Genomic regions influencing aggressive behavior in honey bees are defined by colony allele frequencies

Abstract

For social animals, the genotypes of group members affect the social environment, and thus individual behavior, often indirectly. We used genome-wide association studies (GWAS) to determine the influence of individual vs. group genotypes on aggression in honey bees. Aggression in honey bees arises from the coordinated actions of colony members, primarily nonreproductive "soldier" bees, and thus, experiences evolutionary selection at the colony level.
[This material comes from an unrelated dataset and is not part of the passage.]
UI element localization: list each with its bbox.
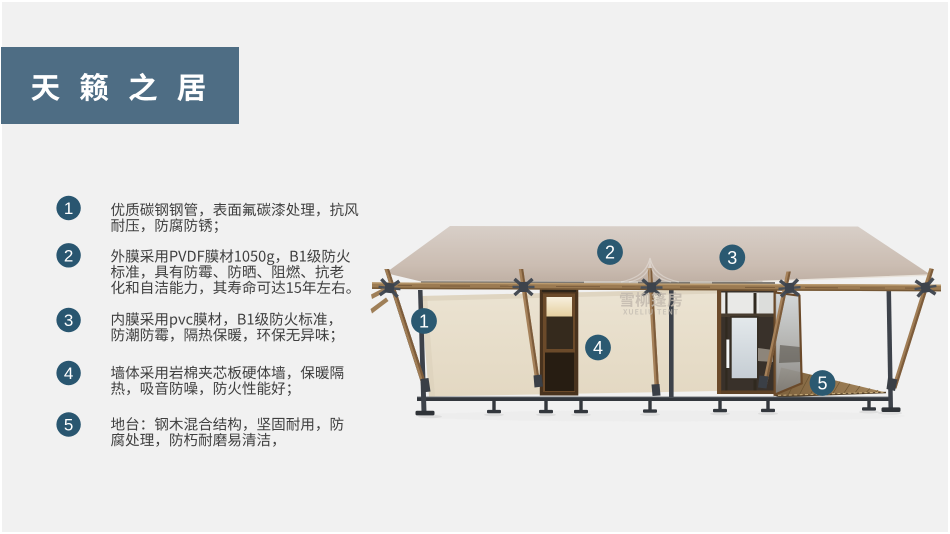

Here, we show that individual behavior is influenced by colony environment, which in turn, is shaped by allele frequency within colonies. Using a population with a range of aggression, we sequenced individual whole genomes and looked for genotype-behavior associations within colonies in a common environment. There were no significant correlations between individual aggression and specific alleles. By contrast, we found strong correlations between colony aggression and the frequencies of specific alleles within colonies, despite a small number of colonies. Associations at the colony level were highly significant and were very similar among both soldiers and foragers, but they covaried with one another. One strongly significant association peak, containing an ortholog of the Drosophila sensory gene dpr4 on linkage group (chromosome) 7, showed strong signals of both selection and admixture during the evolution of gentleness in a honey bee population. We thus found links between colony genetics and group behavior and also, molecular evidence for group-level selection, acting at the colony level. We conclude that group genetics dominates individual genetics in determining the fatal decision of honey bees to sting.
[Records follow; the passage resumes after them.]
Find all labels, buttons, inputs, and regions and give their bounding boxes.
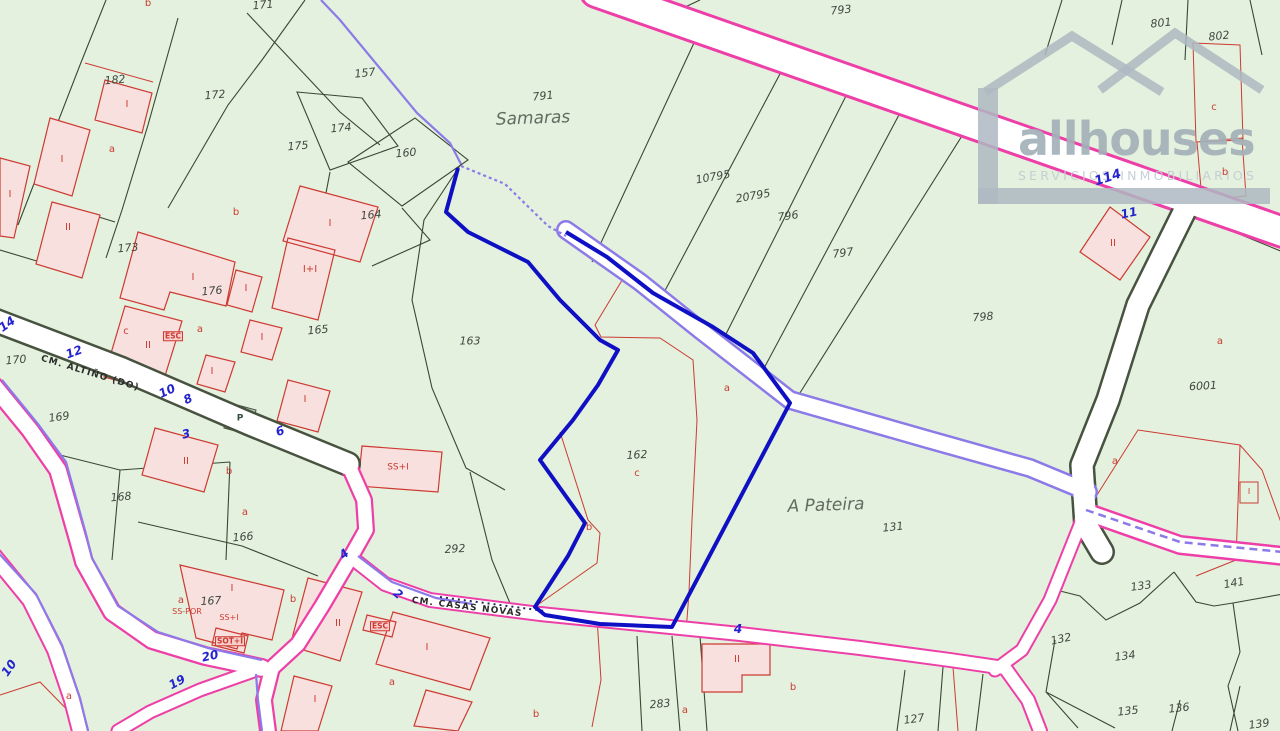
house-base-icon — [978, 188, 1270, 204]
building-footprints — [0, 80, 1150, 731]
roof-icon — [1100, 33, 1262, 90]
highlighted-parcel-outline — [446, 168, 790, 627]
house-wall-icon — [978, 88, 998, 204]
map-graphics: allhouses SERVICIOS INMOBILIARIOS — [0, 0, 1280, 731]
cadastral-map: allhouses SERVICIOS INMOBILIARIOS 182171… — [0, 0, 1280, 731]
logo-subtitle: SERVICIOS INMOBILIARIOS — [1018, 168, 1257, 183]
logo-title: allhouses — [1018, 112, 1255, 166]
brand-logo: allhouses SERVICIOS INMOBILIARIOS — [978, 33, 1270, 204]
Keywords: GWAS; aggression; behavioral genetics.

Fig. 1.

Genome-wide associations of aggression at the group level. (A) Distribution of colony aggression phenotypes derived using dimensional reduction of response to experimental threat and postthreat behavioral screening assay for all colonies used in the study; the map illustrates the original geographic source for all of the colonies, with colors highlighting intensity of response or exclusion (if gray). (B) Network diagram of kinship structure derived from a sparse matrix of coefficient of relationships (r) retaining only the degrees of relationship above first cousin (0.125). Circle vertices identify foragers, square vertices identify soldiers, and color of vertices matches colony response from A. Green hexagons identify queen samples, and edges highlight kinship associations within (solid) and between (dotted) colonies. Grouping was achieved with the Fruchterman–Reingold algorithm. (C) Association of colony-level MAF across the genome to colony aggression phenotype; the dashed line shows significance threshold (Bonferroni corrected α = 7.67E⁻¹⁰).

Fig. 2.

Signatures of selection and admixture in loci associated with colony aggression. (A) Gray dots show selection signatures [the natural log ratio of decay in LD, ln(Rsb)] across the genome for variants between gAHBs and AHBs (data from ref. 21). Those that show both statistically significant selection and statistically significant association between colony-level genotype and colony aggression phenotype in the present study are colored according to significance of the group genotype–phenotype association. The association and selection studies used different samples of individuals. Adjacent to the y axis, simplified box plots for all of the haplotype blocks (gray) and those with overlap (black) identify the extremes, interquartile range, and median of the ln(Rsb) distribution. The dark rectangle highlights a span of notable, significant overlap in LG 07. (B) Region within the rectangle of A, expanded to show selection, association, and admixture. (Top) The ln(Rsb) signal from Fig. 2A. (Middle) The colony genome-wide association signal from Fig. 1C. (Bottom) The proportional contribution of EHB (yellow) and AHB (magenta) reference populations from ref. . Proportional contribution was derived via RFMix ancestry determination analysis and ranges from zero to one (y axis). The x axes for all three plots correspond to base pair coordinates of the span within LG 07.